- Xavier Hernandez
Why Advertising Sucks
Let's talk about why advertising sucks. Why are so many of our ads cookie cutter, safe projects just to get our clients logo in front of their consumers? We all know it doesn’t work. Effective advertising is bold, creative, and different. It pierces through the clutter and makes a real impact telling a real story.
The reason advertising sucks is money and insecurity. First let's talk about insecurity. Unfortunately most people make decisions based solely on job security. “Will this get me fired” and “will this get me promoted?” are the biggest drivers of decisions. So what does this mean for advertising?
It means most ads suck. Instead of listening to the consultants they just hired (lol), they do the safe boring ad they or their boss wants. Good agencies, with cache, will push back on this. However, most agencies just want the cash and will produce whatever the client wants.
This leads to the second problem, money. Businesses think short term and are risk averse so they put out crap that doesn’t work. However, they don’t think about the opportunity cost of bad advertising. Losing market share, sales, and brand loyalty are harder risks to understand than a risky advertisement. They would rather fall behind clutching the dollars they have, then chase the dollars they don’t have.

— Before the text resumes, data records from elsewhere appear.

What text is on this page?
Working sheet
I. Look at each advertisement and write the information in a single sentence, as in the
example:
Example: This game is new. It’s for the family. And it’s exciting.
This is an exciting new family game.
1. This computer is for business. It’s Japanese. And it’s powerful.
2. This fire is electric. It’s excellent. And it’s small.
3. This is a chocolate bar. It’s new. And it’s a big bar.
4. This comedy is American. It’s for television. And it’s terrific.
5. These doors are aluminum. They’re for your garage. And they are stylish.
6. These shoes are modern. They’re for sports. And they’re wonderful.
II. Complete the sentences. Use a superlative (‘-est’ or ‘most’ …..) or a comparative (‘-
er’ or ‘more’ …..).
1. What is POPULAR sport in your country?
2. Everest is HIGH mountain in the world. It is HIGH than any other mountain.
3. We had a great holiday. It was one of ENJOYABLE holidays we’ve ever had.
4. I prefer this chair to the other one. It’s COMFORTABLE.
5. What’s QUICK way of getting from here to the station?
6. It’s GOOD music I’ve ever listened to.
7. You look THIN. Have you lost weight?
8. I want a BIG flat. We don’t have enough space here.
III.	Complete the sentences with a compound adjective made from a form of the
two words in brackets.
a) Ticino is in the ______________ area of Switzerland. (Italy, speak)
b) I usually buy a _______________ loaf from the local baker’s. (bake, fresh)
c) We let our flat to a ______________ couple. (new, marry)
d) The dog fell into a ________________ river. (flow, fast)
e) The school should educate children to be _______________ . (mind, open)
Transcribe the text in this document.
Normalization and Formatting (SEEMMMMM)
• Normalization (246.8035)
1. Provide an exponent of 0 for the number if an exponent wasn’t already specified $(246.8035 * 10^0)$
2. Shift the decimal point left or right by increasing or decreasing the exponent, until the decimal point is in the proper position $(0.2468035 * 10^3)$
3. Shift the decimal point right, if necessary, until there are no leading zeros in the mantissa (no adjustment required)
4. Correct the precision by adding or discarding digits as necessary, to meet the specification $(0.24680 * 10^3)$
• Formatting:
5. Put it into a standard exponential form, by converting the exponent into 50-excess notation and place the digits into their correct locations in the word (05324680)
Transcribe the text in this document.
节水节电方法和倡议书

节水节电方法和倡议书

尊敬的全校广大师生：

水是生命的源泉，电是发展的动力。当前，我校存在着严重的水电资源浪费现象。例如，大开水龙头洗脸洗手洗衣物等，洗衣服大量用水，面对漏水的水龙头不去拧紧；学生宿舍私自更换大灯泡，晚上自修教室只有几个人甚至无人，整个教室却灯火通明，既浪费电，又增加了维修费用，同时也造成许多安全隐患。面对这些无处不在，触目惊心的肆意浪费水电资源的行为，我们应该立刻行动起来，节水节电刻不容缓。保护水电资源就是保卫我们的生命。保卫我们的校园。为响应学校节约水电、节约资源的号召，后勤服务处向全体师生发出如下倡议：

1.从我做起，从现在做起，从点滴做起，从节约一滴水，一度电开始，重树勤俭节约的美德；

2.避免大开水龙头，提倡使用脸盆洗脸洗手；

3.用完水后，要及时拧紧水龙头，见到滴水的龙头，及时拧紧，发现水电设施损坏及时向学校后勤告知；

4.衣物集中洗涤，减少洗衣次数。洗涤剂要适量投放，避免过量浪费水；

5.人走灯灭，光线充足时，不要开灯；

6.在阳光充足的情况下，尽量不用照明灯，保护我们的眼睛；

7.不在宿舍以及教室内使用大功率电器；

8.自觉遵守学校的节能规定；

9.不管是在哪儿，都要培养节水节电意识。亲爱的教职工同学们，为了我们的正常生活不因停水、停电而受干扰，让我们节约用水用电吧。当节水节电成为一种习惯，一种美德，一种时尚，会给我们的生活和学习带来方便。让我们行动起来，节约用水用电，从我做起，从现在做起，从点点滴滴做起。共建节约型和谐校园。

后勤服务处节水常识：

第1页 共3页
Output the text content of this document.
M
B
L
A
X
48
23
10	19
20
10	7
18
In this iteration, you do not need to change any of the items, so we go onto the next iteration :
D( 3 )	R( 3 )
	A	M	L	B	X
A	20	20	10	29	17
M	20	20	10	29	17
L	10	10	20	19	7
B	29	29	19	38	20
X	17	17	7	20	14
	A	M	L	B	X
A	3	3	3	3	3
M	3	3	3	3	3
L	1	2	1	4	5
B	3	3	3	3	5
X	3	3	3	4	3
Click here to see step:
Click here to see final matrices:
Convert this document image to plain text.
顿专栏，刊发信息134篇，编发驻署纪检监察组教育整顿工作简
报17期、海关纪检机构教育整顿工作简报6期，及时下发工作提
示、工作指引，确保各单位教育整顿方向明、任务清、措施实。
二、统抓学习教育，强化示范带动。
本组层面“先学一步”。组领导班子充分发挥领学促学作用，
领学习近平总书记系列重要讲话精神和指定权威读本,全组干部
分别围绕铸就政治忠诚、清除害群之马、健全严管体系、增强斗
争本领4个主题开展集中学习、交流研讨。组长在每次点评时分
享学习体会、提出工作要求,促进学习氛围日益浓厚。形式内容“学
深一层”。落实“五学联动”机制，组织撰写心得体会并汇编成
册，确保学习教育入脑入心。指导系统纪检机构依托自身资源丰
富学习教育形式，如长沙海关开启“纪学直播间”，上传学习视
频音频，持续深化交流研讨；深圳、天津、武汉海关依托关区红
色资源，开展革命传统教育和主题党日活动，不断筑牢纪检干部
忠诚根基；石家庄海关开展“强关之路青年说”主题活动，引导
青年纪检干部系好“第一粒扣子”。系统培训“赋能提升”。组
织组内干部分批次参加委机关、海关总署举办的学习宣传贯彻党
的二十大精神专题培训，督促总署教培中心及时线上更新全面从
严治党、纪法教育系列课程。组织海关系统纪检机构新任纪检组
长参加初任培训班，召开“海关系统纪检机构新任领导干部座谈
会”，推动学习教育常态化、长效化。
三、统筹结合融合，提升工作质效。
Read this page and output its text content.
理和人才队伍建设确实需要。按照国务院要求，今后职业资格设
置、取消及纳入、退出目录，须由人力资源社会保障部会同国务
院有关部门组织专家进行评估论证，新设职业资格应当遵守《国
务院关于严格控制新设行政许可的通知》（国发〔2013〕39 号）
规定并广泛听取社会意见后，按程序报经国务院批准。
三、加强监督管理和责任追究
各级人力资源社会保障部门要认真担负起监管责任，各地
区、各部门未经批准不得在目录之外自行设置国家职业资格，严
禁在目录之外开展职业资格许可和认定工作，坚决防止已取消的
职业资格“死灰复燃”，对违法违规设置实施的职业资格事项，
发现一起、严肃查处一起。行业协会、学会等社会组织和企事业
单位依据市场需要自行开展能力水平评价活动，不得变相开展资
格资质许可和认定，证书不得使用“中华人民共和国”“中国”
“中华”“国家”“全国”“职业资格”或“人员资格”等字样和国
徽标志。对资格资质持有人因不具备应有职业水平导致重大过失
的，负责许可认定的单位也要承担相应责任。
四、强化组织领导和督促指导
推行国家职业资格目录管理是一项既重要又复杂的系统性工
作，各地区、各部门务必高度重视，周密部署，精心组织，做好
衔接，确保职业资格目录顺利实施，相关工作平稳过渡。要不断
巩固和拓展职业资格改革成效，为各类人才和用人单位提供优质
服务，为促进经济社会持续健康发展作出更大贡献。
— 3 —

Agencies have a similar issue, pushing back on your clients can stress relationships and lead to lost clients. Agency budgets are tight so losing a few clients can be devastating. This leads to the same risk averse incentives of the client.
So what's the solution? We have to realign these incentives to make better advertising. My favorite example of this is Sandwich. Sandwich is a video production company in LA. What makes them unique is their equity based payment model. I believe agencies should adopt this payment system.
With an equity based contract the agency and client are tied together. The client's success is the agency's success. This realigns the clients and agencies incentives. Now clients will be more likely to listen to the consultants they hired and the agency is more likely to push back on unimaginative advertising.
This model has worked wonders for Sandwich, especially in Silicon Valley where tech startups are less likely to have liquid assets to pay a retainer. At the end of the day, advertising is dependent on the client/agency relationship. An equity based model can help align both companies incentives and lead to better advertising.